Sir Mategus 1er : Le Chœur des Femmes aujourd’hui, quels sont vos rêves, vos ambitions futures ?

Daisy Portella : Honnêtement, le Chœur des femmes est une opportunité qui m’est arrivée par miracle, grâce à un frère congolais que je ne remercierais jamais assez. Aujourd’hui, à travers l’émission, je me suis découverte une nouvelle passion que j’aimerais continuer à vivre. Pour le futur, je me dis pourquoi ne pas animer ma propre émission, car, comme dit l’adage : « sky is the limit ».

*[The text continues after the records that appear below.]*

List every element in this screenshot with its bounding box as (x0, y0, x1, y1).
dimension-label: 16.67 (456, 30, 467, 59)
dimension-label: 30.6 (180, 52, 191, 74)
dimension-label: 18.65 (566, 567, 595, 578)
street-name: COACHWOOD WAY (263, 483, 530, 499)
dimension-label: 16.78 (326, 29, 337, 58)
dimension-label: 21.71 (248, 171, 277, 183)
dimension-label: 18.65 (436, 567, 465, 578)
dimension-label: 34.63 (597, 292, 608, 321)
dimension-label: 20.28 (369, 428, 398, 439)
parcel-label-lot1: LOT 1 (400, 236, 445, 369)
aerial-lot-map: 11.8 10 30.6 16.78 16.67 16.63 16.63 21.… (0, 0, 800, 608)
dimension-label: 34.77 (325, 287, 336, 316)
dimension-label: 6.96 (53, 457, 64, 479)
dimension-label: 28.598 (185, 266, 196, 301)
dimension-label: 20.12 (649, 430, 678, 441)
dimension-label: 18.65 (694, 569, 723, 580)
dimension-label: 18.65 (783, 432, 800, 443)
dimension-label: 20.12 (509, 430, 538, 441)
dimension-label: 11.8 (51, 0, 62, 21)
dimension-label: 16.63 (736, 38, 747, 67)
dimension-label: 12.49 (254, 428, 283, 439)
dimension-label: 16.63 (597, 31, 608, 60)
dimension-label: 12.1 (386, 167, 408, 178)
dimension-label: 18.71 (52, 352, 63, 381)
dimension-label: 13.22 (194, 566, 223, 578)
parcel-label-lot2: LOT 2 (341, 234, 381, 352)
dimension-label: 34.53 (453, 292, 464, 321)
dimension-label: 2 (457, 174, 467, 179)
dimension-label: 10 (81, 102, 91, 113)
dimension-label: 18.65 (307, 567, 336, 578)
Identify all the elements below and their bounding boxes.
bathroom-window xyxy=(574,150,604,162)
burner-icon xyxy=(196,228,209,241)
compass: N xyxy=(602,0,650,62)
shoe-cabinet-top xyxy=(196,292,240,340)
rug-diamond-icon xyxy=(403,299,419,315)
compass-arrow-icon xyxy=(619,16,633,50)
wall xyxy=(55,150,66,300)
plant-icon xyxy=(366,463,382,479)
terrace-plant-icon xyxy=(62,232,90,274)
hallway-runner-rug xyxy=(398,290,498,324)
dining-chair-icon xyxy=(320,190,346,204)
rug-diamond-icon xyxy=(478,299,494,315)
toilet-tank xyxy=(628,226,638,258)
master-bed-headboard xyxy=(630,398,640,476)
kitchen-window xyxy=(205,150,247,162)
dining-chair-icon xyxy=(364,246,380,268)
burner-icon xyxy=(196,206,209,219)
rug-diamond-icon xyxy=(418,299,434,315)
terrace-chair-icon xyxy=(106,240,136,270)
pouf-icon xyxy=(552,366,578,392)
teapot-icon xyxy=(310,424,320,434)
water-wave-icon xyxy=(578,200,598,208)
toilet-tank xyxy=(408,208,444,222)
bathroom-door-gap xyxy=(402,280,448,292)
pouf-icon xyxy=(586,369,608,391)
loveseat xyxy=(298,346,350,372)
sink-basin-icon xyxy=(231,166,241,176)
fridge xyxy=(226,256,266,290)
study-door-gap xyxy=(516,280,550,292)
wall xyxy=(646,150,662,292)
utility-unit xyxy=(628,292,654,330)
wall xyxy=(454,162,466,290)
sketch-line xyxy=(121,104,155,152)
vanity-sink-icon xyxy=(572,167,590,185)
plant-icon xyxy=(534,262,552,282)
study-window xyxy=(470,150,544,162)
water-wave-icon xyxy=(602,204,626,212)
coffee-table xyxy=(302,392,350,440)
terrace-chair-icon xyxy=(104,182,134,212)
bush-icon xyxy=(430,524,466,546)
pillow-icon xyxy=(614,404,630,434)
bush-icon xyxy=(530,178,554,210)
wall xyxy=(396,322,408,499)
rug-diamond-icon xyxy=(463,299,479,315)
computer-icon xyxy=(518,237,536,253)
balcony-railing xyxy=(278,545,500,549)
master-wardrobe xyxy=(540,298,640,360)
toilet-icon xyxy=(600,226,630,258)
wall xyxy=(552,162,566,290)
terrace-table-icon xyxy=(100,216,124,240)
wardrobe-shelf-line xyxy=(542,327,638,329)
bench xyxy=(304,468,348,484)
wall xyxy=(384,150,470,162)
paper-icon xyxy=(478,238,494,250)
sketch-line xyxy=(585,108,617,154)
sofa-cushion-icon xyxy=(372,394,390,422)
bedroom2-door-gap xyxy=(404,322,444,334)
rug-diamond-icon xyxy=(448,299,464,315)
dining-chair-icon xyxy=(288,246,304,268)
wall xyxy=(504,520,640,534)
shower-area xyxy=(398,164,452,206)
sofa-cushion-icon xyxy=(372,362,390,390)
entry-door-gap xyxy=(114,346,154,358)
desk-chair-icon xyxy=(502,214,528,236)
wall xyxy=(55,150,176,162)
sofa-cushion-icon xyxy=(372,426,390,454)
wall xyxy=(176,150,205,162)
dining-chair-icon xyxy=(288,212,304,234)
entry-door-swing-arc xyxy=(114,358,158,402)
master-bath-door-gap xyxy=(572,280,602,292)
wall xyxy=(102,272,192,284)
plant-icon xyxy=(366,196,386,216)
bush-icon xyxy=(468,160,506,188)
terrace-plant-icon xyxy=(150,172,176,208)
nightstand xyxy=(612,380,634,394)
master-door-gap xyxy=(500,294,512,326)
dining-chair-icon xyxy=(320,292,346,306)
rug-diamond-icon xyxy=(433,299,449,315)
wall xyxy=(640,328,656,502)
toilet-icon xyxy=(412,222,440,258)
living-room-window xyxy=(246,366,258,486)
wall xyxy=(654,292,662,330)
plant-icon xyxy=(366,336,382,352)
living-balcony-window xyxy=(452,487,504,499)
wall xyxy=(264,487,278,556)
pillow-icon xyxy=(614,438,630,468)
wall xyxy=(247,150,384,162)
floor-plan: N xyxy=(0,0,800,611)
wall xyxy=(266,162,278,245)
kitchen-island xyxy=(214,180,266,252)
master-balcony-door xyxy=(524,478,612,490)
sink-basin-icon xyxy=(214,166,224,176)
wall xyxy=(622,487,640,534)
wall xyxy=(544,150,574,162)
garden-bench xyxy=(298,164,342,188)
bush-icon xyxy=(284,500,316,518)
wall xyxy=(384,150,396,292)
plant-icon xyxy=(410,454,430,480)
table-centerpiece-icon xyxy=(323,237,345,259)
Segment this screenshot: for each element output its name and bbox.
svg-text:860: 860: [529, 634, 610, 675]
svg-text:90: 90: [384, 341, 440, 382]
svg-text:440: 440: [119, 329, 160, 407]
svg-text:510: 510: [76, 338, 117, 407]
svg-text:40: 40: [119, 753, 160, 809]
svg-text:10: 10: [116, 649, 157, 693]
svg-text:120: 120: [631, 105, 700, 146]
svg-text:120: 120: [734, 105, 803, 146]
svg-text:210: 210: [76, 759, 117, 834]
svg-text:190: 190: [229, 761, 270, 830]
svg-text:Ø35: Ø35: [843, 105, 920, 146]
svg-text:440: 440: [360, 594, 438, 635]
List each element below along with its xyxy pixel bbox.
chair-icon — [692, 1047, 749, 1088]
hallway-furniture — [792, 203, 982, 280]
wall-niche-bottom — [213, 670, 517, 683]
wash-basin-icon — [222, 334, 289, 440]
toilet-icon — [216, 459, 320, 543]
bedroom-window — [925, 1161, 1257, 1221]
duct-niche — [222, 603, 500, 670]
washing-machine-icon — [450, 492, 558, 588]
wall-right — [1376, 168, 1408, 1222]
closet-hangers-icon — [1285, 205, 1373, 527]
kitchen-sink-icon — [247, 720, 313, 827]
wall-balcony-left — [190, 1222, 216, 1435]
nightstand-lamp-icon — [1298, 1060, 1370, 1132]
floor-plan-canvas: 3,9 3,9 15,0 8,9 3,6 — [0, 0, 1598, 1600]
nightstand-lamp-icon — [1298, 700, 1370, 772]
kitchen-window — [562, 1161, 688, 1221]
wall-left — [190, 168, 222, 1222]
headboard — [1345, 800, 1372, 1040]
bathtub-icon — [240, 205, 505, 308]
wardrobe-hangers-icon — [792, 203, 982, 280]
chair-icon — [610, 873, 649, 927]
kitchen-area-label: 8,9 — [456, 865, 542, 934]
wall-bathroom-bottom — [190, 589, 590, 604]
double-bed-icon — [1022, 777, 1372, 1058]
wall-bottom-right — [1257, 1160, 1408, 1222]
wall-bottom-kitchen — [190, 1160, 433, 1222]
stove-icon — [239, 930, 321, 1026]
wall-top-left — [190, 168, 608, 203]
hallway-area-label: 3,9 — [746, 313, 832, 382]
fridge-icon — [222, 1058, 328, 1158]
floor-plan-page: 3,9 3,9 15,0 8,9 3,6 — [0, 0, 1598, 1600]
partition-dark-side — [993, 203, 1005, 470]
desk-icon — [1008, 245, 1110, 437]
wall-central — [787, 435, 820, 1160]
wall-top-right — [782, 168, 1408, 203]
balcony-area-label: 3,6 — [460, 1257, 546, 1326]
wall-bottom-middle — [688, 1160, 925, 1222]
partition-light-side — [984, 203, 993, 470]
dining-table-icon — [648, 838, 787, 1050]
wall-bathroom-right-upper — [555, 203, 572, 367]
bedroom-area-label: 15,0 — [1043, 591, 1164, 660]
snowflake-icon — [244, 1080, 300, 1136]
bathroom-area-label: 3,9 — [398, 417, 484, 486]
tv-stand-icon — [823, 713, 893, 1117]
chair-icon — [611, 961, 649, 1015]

Sir Mategus 1er : Daisy Portella, un mot, un appel du coeur à l’endroit de la jeunesse et des femmes en l’occurrence, pour clore cet échange ?

Daisy Portella : C’est étrange pour moi de répondre à cette question (RIRE), car d’habitude c’est moi qui la pose à mes invités. J’en ai tellement, mais je vais en choisir 4 qui me tiennent particulièrement à cœur et qui continuent à m’aider dans la vie.

1- L’IMPORTANCE D’ÊTRE SÉRIEUX DANS CE QUE L’ON FAIT
Être sérieux dans le travail c’est primordial, parce qu’on ne sait jamais qui nous regarde et quelle porte cela peut nous ouvrir. Ne prendre aucune opportunité à la légère car vous pouvez être à deux doigts d’y arriver et ça vous ne le savez pas encore.

2- OSER SORTIR DE SA ZONE CONFORT
Oser l’ambition, oser la réussite, oser l’excellence, oser un nouveau boulot, oser se lancer, oser croire en soi et en ces rêves. J’ai fait un Facebook live sur la plateforme de « instant manager » sur ce sujet. La magie de la vie se crée seulement lorsqu’on sort de sa zone de confort.

3- ÊTRE HUMBLE
J’aime beaucoup le proverbe dans la Bible dit : « Avant la ruine, le cœur de l’homme s’élève ;mais l’humilité précède la gloire ». Être humble et respectueux envers chaque personne est primordial, peu importe le statut de la personne. Aujourd’hui, tu peux être en haut et demain en bas comme tout le monde. J’ai été élevée avec cette valeur et ça m’a beaucoup aidé dans la vie parce que les gens t’ouvrent les portes plus facilement.

4- NE JAMAIS ABANDONNER
N’abandonnez jamais ! Si vous êtes fatigué, faites une pause, mais reprenez. Une des clés de la réussite, c’est la persévérance et la consistance.